No es casualidad que la película preferida de Gallardo, Lawrence de Arabia (1962) de David Lean, trate sobre un personaje ávido por desplazarse, que viaja y se involucra de lleno con una cultura y una sociedad que no son las suyas y que luego quede un tanto descolocado, despojado, sin inscripción fija: es demasiado árabe para los ingleses pero demasiado inglés para los árabes. 

La escritora Griselda Gambaro, en “Evocación a Sara Gallardo”, la recuerda como una persona con la necesidad práctica de desprenderse de todo: “Cambio de lugares, de países. Regalaba sus cosas y empezaba de nuevo”. En el prólogo a Narrativa breve completa, Leopoldo Brizuela cuenta que ella se sentía muy próxima a Edith Stein, la filósofa y mística polaca de ascendencia judía, convertida al catolicismo en la orden de las Carmelitas Descalzas de Colonia, víctima en Auschwitz y luego canonizada como Santa Teresa Benedicta de la Cruz, de quien proyectaba escribir su biografía, según el escritor, “por la sensación de ser extranjera en todos lados y por el progresivo despojamiento”. A partir de los paralelismos entre una forma de vida marcada por los constantes movimientos, sin un ancla definitiva, y una propuesta literaria errante y que despista, Alejandra Laera propone en “Sara Gallardo, más allá del paraíso” que Gallardo no construye un estilo y piensa su escritura “como quien se instala agradecida en casa ajena. Se instala por demasiado tiempo, pero no para siempre.
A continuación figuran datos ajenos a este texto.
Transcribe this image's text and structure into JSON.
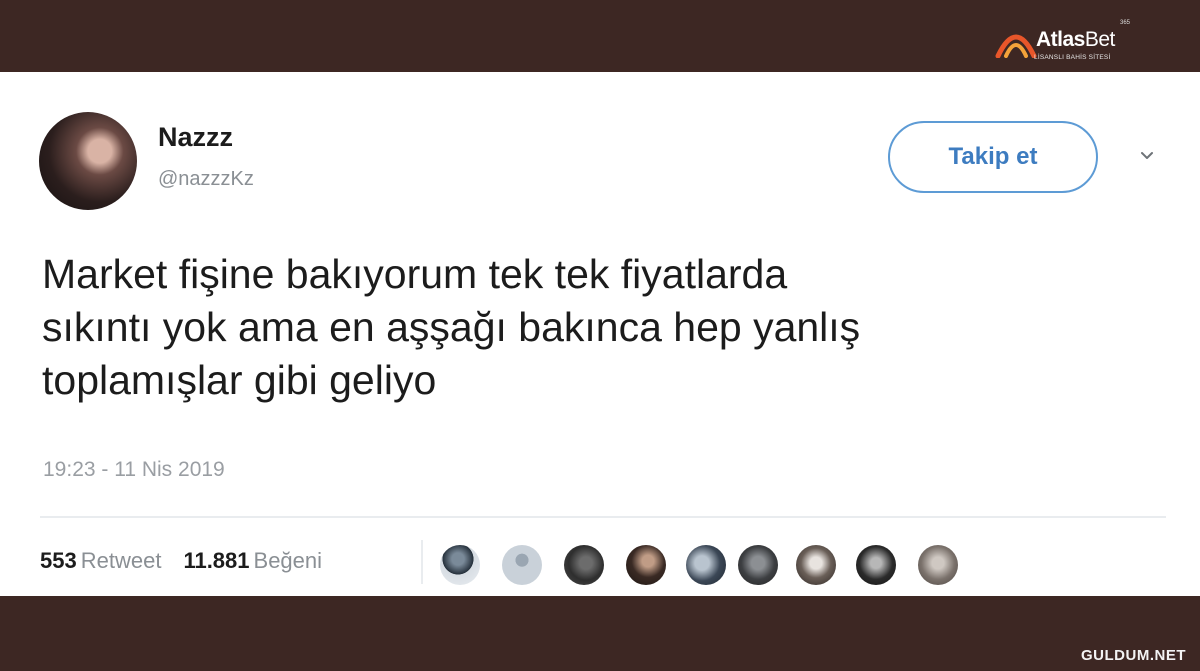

La habita para dejarla cuando ya la ha hecho suya”.

 

Entre la literatura y el periodismo, entre su lengua materna y otros idiomas con los que entrevistaba a celebridades internacionales y muchas veces traducía libros al castellano, entre América y Europa, entre el campo y la ciudad, entre la tradición y la novedad, entre lo heredado y lo elegido, entre la seriedad con la que concebía su literatura y el macaneo practicado en el trabajo periodístico, entre la vocación y la profesión, Sara Gallardo es también una “puerta de viajes”. Como la cautiva que crea para el cuento “Las treinta y tres mujeres del Emperador Piedra Azul” (El país del humo), atrapada en las redes del cacique, sabe que afincarse es apartarse del misterio, y frente al encierro o la permanencia en un lugar siempre elegirá la otra vía: escaparse.